Por ser nativo, la guerrilla reunió a la comunidad para celebrar una farsa de juicio. Preguntó si alguien hablaba a favor del muchacho, al que acusaron de haberse pasado a los paramilitares. Nadie se atrevió a abrir la boca. Al otro, natural de Yarumal, lo ejecutaron sin más preámbulos.
Desertores
A una hora larga en moto desde el casco urbano de Ituango, por caminos destapados en mal estado, se encuentran el caserío Santa Lucía y la zona donde se agrupan los desmovilizados del frente 18. Al entregar las armas eran 250 los exguerrilleros residentes, y en la actualidad quedan 140 en el recinto.
Gustavo López, con treinta años en el frente 18 de las Farc, los dos últimos como su jefe, descarta que los suyos se hayan unido a la disidencia.
“Los que salieron de la zona los tenemos ubicados, siguen en el programa; solo hay doce que no sabemos de ellos, pero, por mucho, son cinco o seis que se van con los otros”, asegura.
En su responsabilidad, le preocupan los más jóvenes que permanecen inactivos gran parte del día, puesto que los proyectos productivos no arrancan por falta de tierras, y los podrían atraer las nuevas bandas. “Las fincas que se pueden comprar tienen líos jurídicos”, anota.
“En Ituango estuvimos siempre el frente 18, nada más, y si hay del 36 será que se vinieron de Briceño”, agrega. “Tenemos dos muchachos trabajando en unas veredas (donde está la disidencia) y les hemos pedido que se vengan porque corren peligro”.
Uno de los epicentros de la nueva narcoguerra es el corregimiento Santa Rita.
Algunos cocaleros que acordaron erradicar sus cultivos del vecino municipio de Briceño trasladaron allá sus sembrados.
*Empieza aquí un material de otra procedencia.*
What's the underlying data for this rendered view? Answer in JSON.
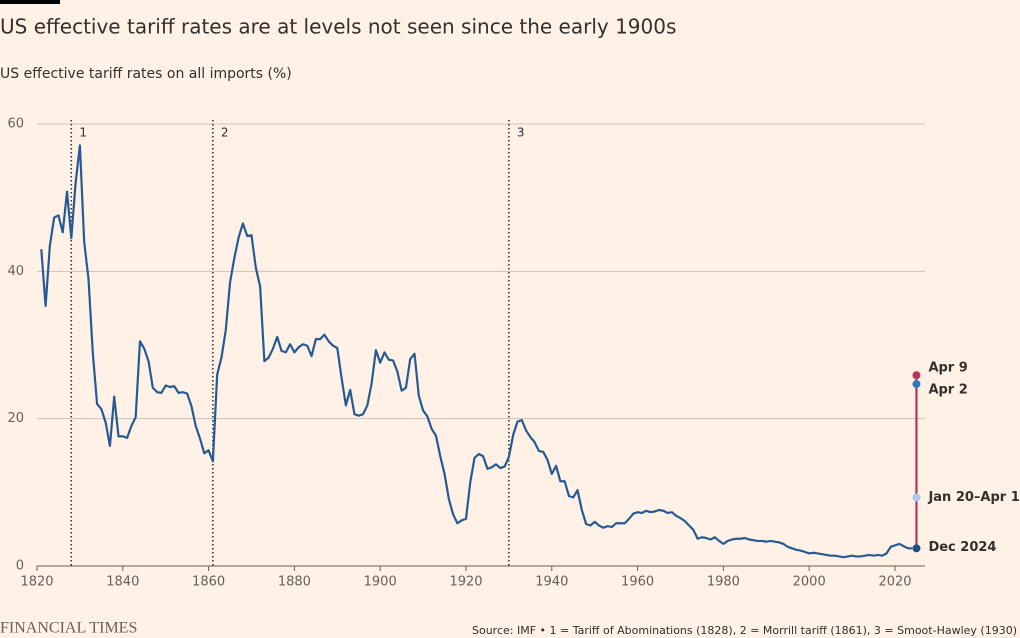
{
  "header": {
    "title": "US effective tariff rates are at levels not seen since the early 1900s",
    "subtitle": "US effective tariff rates on all imports (%)"
  },
  "chart_data": {
    "type": "line",
    "x": [
      1821,
      1822,
      1823,
      1824,
      1825,
      1826,
      1827,
      1828,
      1829,
      1830,
      1831,
      1832,
      1833,
      1834,
      1835,
      1836,
      1837,
      1838,
      1839,
      1840,
      1841,
      1842,
      1843,
      1844,
      1845,
      1846,
      1847,
      1848,
      1849,
      1850,
      1851,
      1852,
      1853,
      1854,
      1855,
      1856,
      1857,
      1858,
      1859,
      1860,
      1861,
      1862,
      1863,
      1864,
      1865,
      1866,
      1867,
      1868,
      1869,
      1870,
      1871,
      1872,
      1873,
      1874,
      1875,
      1876,
      1877,
      1878,
      1879,
      1880,
      1881,
      1882,
      1883,
      1884,
      1885,
      1886,
      1887,
      1888,
      1889,
      1890,
      1891,
      1892,
      1893,
      1894,
      1895,
      1896,
      1897,
      1898,
      1899,
      1900,
      1901,
      1902,
      1903,
      1904,
      1905,
      1906,
      1907,
      1908,
      1909,
      1910,
      1911,
      1912,
      1913,
      1914,
      1915,
      1916,
      1917,
      1918,
      1919,
      1920,
      1921,
      1922,
      1923,
      1924,
      1925,
      1926,
      1927,
      1928,
      1929,
      1930,
      1931,
      1932,
      1933,
      1934,
      1935,
      1936,
      1937,
      1938,
      1939,
      1940,
      1941,
      1942,
      1943,
      1944,
      1945,
      1946,
      1947,
      1948,
      1949,
      1950,
      1951,
      1952,
      1953,
      1954,
      1955,
      1956,
      1957,
      1958,
      1959,
      1960,
      1961,
      1962,
      1963,
      1964,
      1965,
      1966,
      1967,
      1968,
      1969,
      1970,
      1971,
      1972,
      1973,
      1974,
      1975,
      1976,
      1977,
      1978,
      1979,
      1980,
      1981,
      1982,
      1983,
      1984,
      1985,
      1986,
      1987,
      1988,
      1989,
      1990,
      1991,
      1992,
      1993,
      1994,
      1995,
      1996,
      1997,
      1998,
      1999,
      2000,
      2001,
      2002,
      2003,
      2004,
      2005,
      2006,
      2007,
      2008,
      2009,
      2010,
      2011,
      2012,
      2013,
      2014,
      2015,
      2016,
      2017,
      2018,
      2019,
      2020,
      2021,
      2022,
      2023,
      2024
    ],
    "series": [
      {
        "color": "#265a94",
        "values": [
          43,
          35.3,
          43.5,
          47.3,
          47.6,
          45.3,
          50.8,
          44.5,
          52,
          57.1,
          44,
          39,
          29,
          22,
          21.3,
          19.5,
          16.3,
          23,
          17.6,
          17.6,
          17.4,
          19,
          20.2,
          30.5,
          29.5,
          27.8,
          24.2,
          23.6,
          23.5,
          24.5,
          24.3,
          24.4,
          23.5,
          23.6,
          23.4,
          21.7,
          19,
          17.3,
          15.3,
          15.7,
          14.2,
          26,
          28.3,
          32,
          38.5,
          41.8,
          44.6,
          46.5,
          44.8,
          44.9,
          40.5,
          38,
          27.8,
          28.3,
          29.5,
          31.1,
          29.2,
          29,
          30.1,
          29,
          29.7,
          30.1,
          29.9,
          28.5,
          30.8,
          30.8,
          31.4,
          30.5,
          29.9,
          29.6,
          25.5,
          21.8,
          23.9,
          20.6,
          20.4,
          20.6,
          21.8,
          24.8,
          29.3,
          27.6,
          29,
          28,
          27.9,
          26.4,
          23.8,
          24.2,
          28.1,
          28.8,
          23.1,
          21.1,
          20.3,
          18.6,
          17.7,
          14.9,
          12.5,
          9.1,
          7,
          5.8,
          6.2,
          6.4,
          11.4,
          14.7,
          15.2,
          14.9,
          13.2,
          13.4,
          13.8,
          13.3,
          13.5,
          14.8,
          17.8,
          19.6,
          19.8,
          18.4,
          17.5,
          16.8,
          15.6,
          15.5,
          14.4,
          12.5,
          13.6,
          11.5,
          11.5,
          9.5,
          9.3,
          10.3,
          7.6,
          5.7,
          5.5,
          6,
          5.5,
          5.2,
          5.4,
          5.3,
          5.8,
          5.8,
          5.8,
          6.4,
          7.1,
          7.3,
          7.2,
          7.5,
          7.3,
          7.4,
          7.6,
          7.5,
          7.2,
          7.3,
          6.8,
          6.5,
          6.1,
          5.5,
          4.9,
          3.7,
          3.9,
          3.8,
          3.6,
          3.9,
          3.4,
          3,
          3.4,
          3.6,
          3.7,
          3.7,
          3.8,
          3.6,
          3.5,
          3.4,
          3.4,
          3.3,
          3.4,
          3.3,
          3.2,
          3,
          2.6,
          2.4,
          2.2,
          2.1,
          1.9,
          1.7,
          1.8,
          1.7,
          1.6,
          1.5,
          1.4,
          1.4,
          1.3,
          1.2,
          1.3,
          1.4,
          1.3,
          1.3,
          1.4,
          1.5,
          1.4,
          1.5,
          1.4,
          1.7,
          2.6,
          2.8,
          3,
          2.7,
          2.4,
          2.4
        ]
      }
    ],
    "recent": {
      "color": "#b8345a",
      "x": [
        2025,
        2025,
        2025,
        2025
      ],
      "values": [
        2.4,
        9.3,
        24.7,
        25.9
      ],
      "labels": [
        "Dec 2024",
        "Jan 20–Apr 1",
        "Apr 2",
        "Apr 9"
      ],
      "colors": [
        "#1f4e85",
        "#a8c8ec",
        "#2f78bd",
        "#b8345a"
      ]
    },
    "annotations": [
      {
        "x": 1828,
        "label": "1"
      },
      {
        "x": 1861,
        "label": "2"
      },
      {
        "x": 1930,
        "label": "3"
      }
    ],
    "xlim": [
      1820,
      2027
    ],
    "xticks": [
      1820,
      1840,
      1860,
      1880,
      1900,
      1920,
      1940,
      1960,
      1980,
      2000,
      2020
    ],
    "ylim": [
      0,
      60
    ],
    "yticks": [
      0,
      20,
      40,
      60
    ],
    "grid": true
  },
  "footer": {
    "brand": "FINANCIAL TIMES",
    "source": "Source: IMF • 1 = Tariff of Abominations (1828), 2 = Morrill tariff (1861), 3 = Smoot-Hawley (1930)"
  }
}
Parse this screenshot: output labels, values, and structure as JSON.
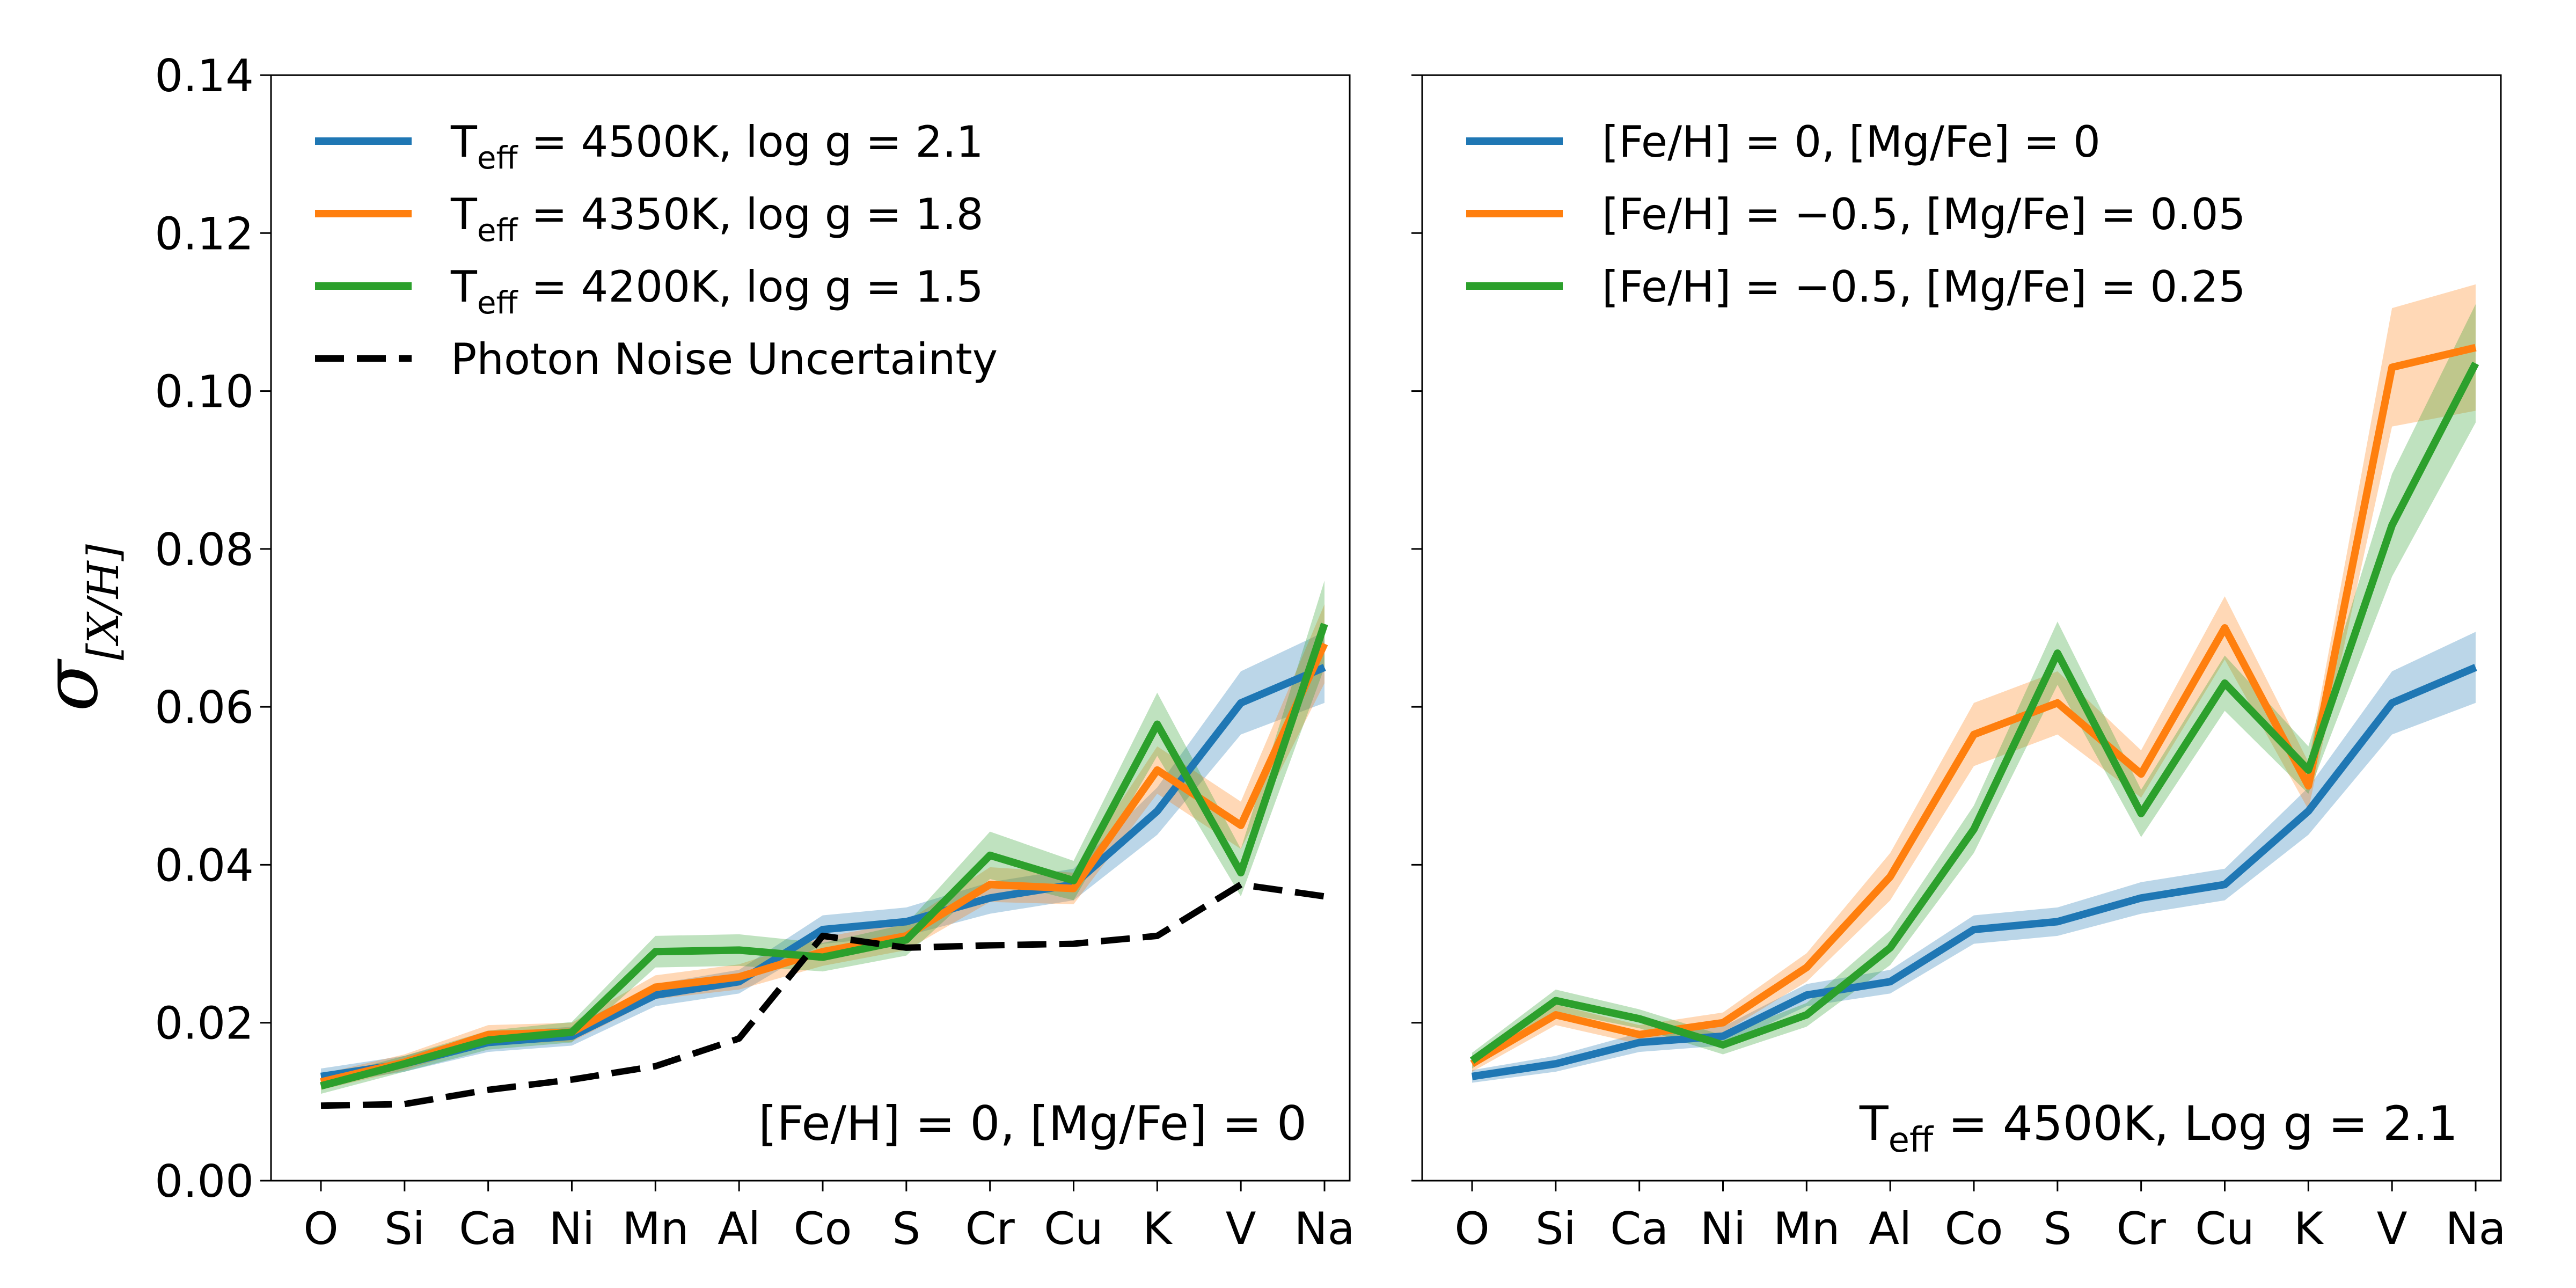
{
  "chart_data": [
    {
      "type": "line",
      "panel": "left",
      "categories": [
        "O",
        "Si",
        "Ca",
        "Ni",
        "Mn",
        "Al",
        "Co",
        "S",
        "Cr",
        "Cu",
        "K",
        "V",
        "Na"
      ],
      "ylim": [
        0.0,
        0.14
      ],
      "yticks": [
        "0.00",
        "0.02",
        "0.04",
        "0.06",
        "0.08",
        "0.10",
        "0.12",
        "0.14"
      ],
      "ylabel": "σ",
      "ylabel_sub": "[X/H]",
      "annotation": "[Fe/H] = 0, [Mg/Fe] = 0",
      "legend_position": "top-left",
      "series": [
        {
          "name": "Teff = 4500K, log g = 2.1",
          "legend": {
            "pre": "T",
            "sub": "eff",
            "post": " = 4500K, log g = 2.1"
          },
          "color": "#1f77b4",
          "style": "solid",
          "values": [
            0.0132,
            0.0148,
            0.0175,
            0.0183,
            0.0235,
            0.0252,
            0.0318,
            0.0328,
            0.0358,
            0.0375,
            0.0468,
            0.0605,
            0.065
          ],
          "band": [
            0.001,
            0.001,
            0.0012,
            0.0012,
            0.0014,
            0.0015,
            0.0018,
            0.0018,
            0.002,
            0.002,
            0.003,
            0.004,
            0.0045
          ]
        },
        {
          "name": "Teff = 4350K, log g = 1.8",
          "legend": {
            "pre": "T",
            "sub": "eff",
            "post": " = 4350K, log g = 1.8"
          },
          "color": "#ff7f0e",
          "style": "solid",
          "values": [
            0.0125,
            0.015,
            0.0185,
            0.0188,
            0.0245,
            0.0258,
            0.029,
            0.031,
            0.0375,
            0.037,
            0.052,
            0.045,
            0.068
          ],
          "band": [
            0.001,
            0.001,
            0.0012,
            0.0012,
            0.0015,
            0.0016,
            0.0018,
            0.0018,
            0.0022,
            0.002,
            0.003,
            0.003,
            0.005
          ]
        },
        {
          "name": "Teff = 4200K, log g = 1.5",
          "legend": {
            "pre": "T",
            "sub": "eff",
            "post": " = 4200K, log g = 1.5"
          },
          "color": "#2ca02c",
          "style": "solid",
          "values": [
            0.012,
            0.0148,
            0.0178,
            0.0188,
            0.029,
            0.0292,
            0.0283,
            0.0305,
            0.0412,
            0.038,
            0.0578,
            0.039,
            0.0705
          ],
          "band": [
            0.001,
            0.001,
            0.0012,
            0.0013,
            0.002,
            0.002,
            0.0018,
            0.002,
            0.003,
            0.0025,
            0.004,
            0.003,
            0.0055
          ]
        },
        {
          "name": "Photon Noise Uncertainty",
          "legend": {
            "pre": "Photon Noise Uncertainty",
            "sub": "",
            "post": ""
          },
          "color": "#000000",
          "style": "dashed",
          "values": [
            0.0095,
            0.0097,
            0.0115,
            0.0128,
            0.0145,
            0.018,
            0.031,
            0.0295,
            0.0298,
            0.03,
            0.031,
            0.0375,
            0.036
          ],
          "band": null
        }
      ]
    },
    {
      "type": "line",
      "panel": "right",
      "categories": [
        "O",
        "Si",
        "Ca",
        "Ni",
        "Mn",
        "Al",
        "Co",
        "S",
        "Cr",
        "Cu",
        "K",
        "V",
        "Na"
      ],
      "ylim": [
        0.0,
        0.14
      ],
      "annotation": {
        "pre": "T",
        "sub": "eff",
        "post": " = 4500K, Log g = 2.1"
      },
      "legend_position": "top-left",
      "series": [
        {
          "name": "[Fe/H] = 0, [Mg/Fe] = 0",
          "legend": {
            "pre": "[Fe/H] = 0, [Mg/Fe] = 0",
            "sub": "",
            "post": ""
          },
          "color": "#1f77b4",
          "style": "solid",
          "values": [
            0.0132,
            0.0148,
            0.0175,
            0.0183,
            0.0235,
            0.0252,
            0.0318,
            0.0328,
            0.0358,
            0.0375,
            0.0468,
            0.0605,
            0.065
          ],
          "band": [
            0.0008,
            0.001,
            0.0012,
            0.0012,
            0.0014,
            0.0015,
            0.0018,
            0.0018,
            0.002,
            0.002,
            0.003,
            0.004,
            0.0045
          ]
        },
        {
          "name": "[Fe/H] = -0.5, [Mg/Fe] = 0.05",
          "legend": {
            "pre": "[Fe/H] = −0.5, [Mg/Fe] = 0.05",
            "sub": "",
            "post": ""
          },
          "color": "#ff7f0e",
          "style": "solid",
          "values": [
            0.0148,
            0.021,
            0.0185,
            0.02,
            0.027,
            0.0385,
            0.0565,
            0.0605,
            0.0515,
            0.07,
            0.05,
            0.103,
            0.1055
          ],
          "band": [
            0.001,
            0.0013,
            0.0012,
            0.0013,
            0.0018,
            0.003,
            0.004,
            0.004,
            0.003,
            0.004,
            0.003,
            0.0075,
            0.008
          ]
        },
        {
          "name": "[Fe/H] = -0.5, [Mg/Fe] = 0.25",
          "legend": {
            "pre": "[Fe/H] = −0.5, [Mg/Fe] = 0.25",
            "sub": "",
            "post": ""
          },
          "color": "#2ca02c",
          "style": "solid",
          "values": [
            0.0152,
            0.0228,
            0.0205,
            0.0172,
            0.021,
            0.0295,
            0.0445,
            0.0668,
            0.0465,
            0.063,
            0.052,
            0.083,
            0.1035
          ],
          "band": [
            0.001,
            0.0014,
            0.0012,
            0.0012,
            0.0015,
            0.0022,
            0.003,
            0.004,
            0.003,
            0.0035,
            0.003,
            0.0065,
            0.0075
          ]
        }
      ]
    }
  ]
}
El diciembre, la Policía detuvo a un sicario del clan, alias el Negro, y la justicia le concedió el hotel donde se quedaba por cárcel, medida que socavó más la desconfianza en las autoridades.
“Los del clan obligan a sembrar coca. Si te resistes, debes irte y vender la tierra a otro que sí quiera”, denuncia un agricultor. Esta semana prohibieron en Santa Rita la circulación de buses después de las 7 de la noche, nuevo golpe de arbitraria autoridad.
“Ituango es un municipio cafetero y ganadero que ya sufrió mucho”, se queja con tristeza un labriego. “Necesitamos que nos protejan. No queremos volver atrás”.